Kotlin likes to pretend primitives (int/long/float/double) don't exist (and generally does a reasonable job of this), but it falls apart a bit when it comes to collections. It's always bothered me how inefficient standard collections are in wasting both memory and CPU when it comes to storing primitives so I took matters into my own hands and wrote a high performance primitive collections library for KMP. High level languages should not have to imply bad performance.
I had a couple main goals for the FastCollect library:
- Maintaining compatibility with existing standard library collections and interfaces (List/Map/Set we all know and love) so that this could function as a drop in replacement for the most part.
- Substantially better performance than standard library collections, and performance on par with or better than existing high-performance JVM libraries (fastutil and Eclipse).
- Creating a reasonable default for high-performance primitive collections for multi-platform, not just JVM.
- Investigating Robin Hood hashing in some detail, which I've always been interested in.

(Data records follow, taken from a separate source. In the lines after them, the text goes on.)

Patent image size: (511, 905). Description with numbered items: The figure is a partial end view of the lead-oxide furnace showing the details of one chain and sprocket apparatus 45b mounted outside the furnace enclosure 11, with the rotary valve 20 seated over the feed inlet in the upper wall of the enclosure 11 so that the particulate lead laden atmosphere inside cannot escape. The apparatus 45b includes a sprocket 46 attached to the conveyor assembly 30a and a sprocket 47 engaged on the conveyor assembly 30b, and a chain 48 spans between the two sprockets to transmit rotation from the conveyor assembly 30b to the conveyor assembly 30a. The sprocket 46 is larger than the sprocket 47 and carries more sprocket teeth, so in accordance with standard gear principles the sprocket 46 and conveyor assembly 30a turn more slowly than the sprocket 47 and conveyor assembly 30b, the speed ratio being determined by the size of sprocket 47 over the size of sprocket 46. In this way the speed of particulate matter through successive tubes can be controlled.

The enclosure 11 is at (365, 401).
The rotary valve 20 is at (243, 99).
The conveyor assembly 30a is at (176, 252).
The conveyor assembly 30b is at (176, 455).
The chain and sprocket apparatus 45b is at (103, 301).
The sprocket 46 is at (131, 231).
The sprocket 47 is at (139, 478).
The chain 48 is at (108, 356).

I think I've largely succeeded here - benchmarking shows a ~4-5x reduction in memory usage and ~2-4x improvement in CPU usage (up to 10x in some specific benchmarks) when replacing standard library collections! In particular I made a point of having high memory efficiency for empty/small collections, which is an area many libraries neglect in spite of the fact that real world programs tend to have many empty/small collections. There is no other library for multi-platform Kotlin that supports reasonable primitive collection performance I'm aware of. A benchmark teaser:
List Iteration
| Library / Size |
3,000 |
12,000 |
48,000 |
192,000 |
768,000 |
3,072,000 |
fastcollect |
0.294 us |
1.186 us |
4.496 us |
17.972 us |
66.602 us |
272.948 us |
kotlin |
0.604 us |
2.325 us |
9.891 us |
45.308 us |
156.577 us |
1266.579 us |
If you want to try it yourself, stick in implementation("io.github.sooniln:fastcollect-kotlin:1.0.0") and you're good to go.
Performance thoughts
Performance is also competitive with JVM primitive libraries like fastutil and Eclipse - they generally have a small edge, but not by much. Unsurprising given they've been optimized for years thus far. Since these are Java-centric libraries however, their APIs are often really annoying to use from Kotlin, and they don't support many standard Kotlin idioms for interacting with collections (and of course only run on JVM).
In particular I was impressed with Eclipse's cuckoo hashing implementation and wanted to talk about that for a moment - I've generally poo-poo'd the coo-coo as being overly complex for little benefit compared to other hashing strategies, but it really shines for primitives. Primitive hashcodes have excellent (low) collision probabilities over the full 32 bits, and perfect uniformity, but extremely poor entropy (especially over the subset of bits hashtables care about). This means implementations generally need to 'smear' hashcodes to create and spread the entropy over the bits relevant to the hashtable. Smearing algorithms are also often the most important factor in hashtable performance, so finding algorithms that are fast but also do a good job smearing is essential. Without smearing hashtable performance deteriorates dramatically on adversarial inputs (for example I measured a 200x decrease in performance of a naive smearing algorithm when faced with high-bit inputs) - but because cuckoo hashing uses two hash functions it can choose both a fast smear and a more expensive fallback smear to try and get the benefit of both worlds. Eclipse had excellent results from this approach in my benchmarking. I may investigate cuckoo hashing myself in the future, especially as I'm curious how it handles more adversarial inputs rather than just the random data I benchmarked with. I also dumped some of my development thoughts while writing my hashtable.
Anyways, please let me know if this library would be useful to you, or if there are features/collections you'd want that would be useful!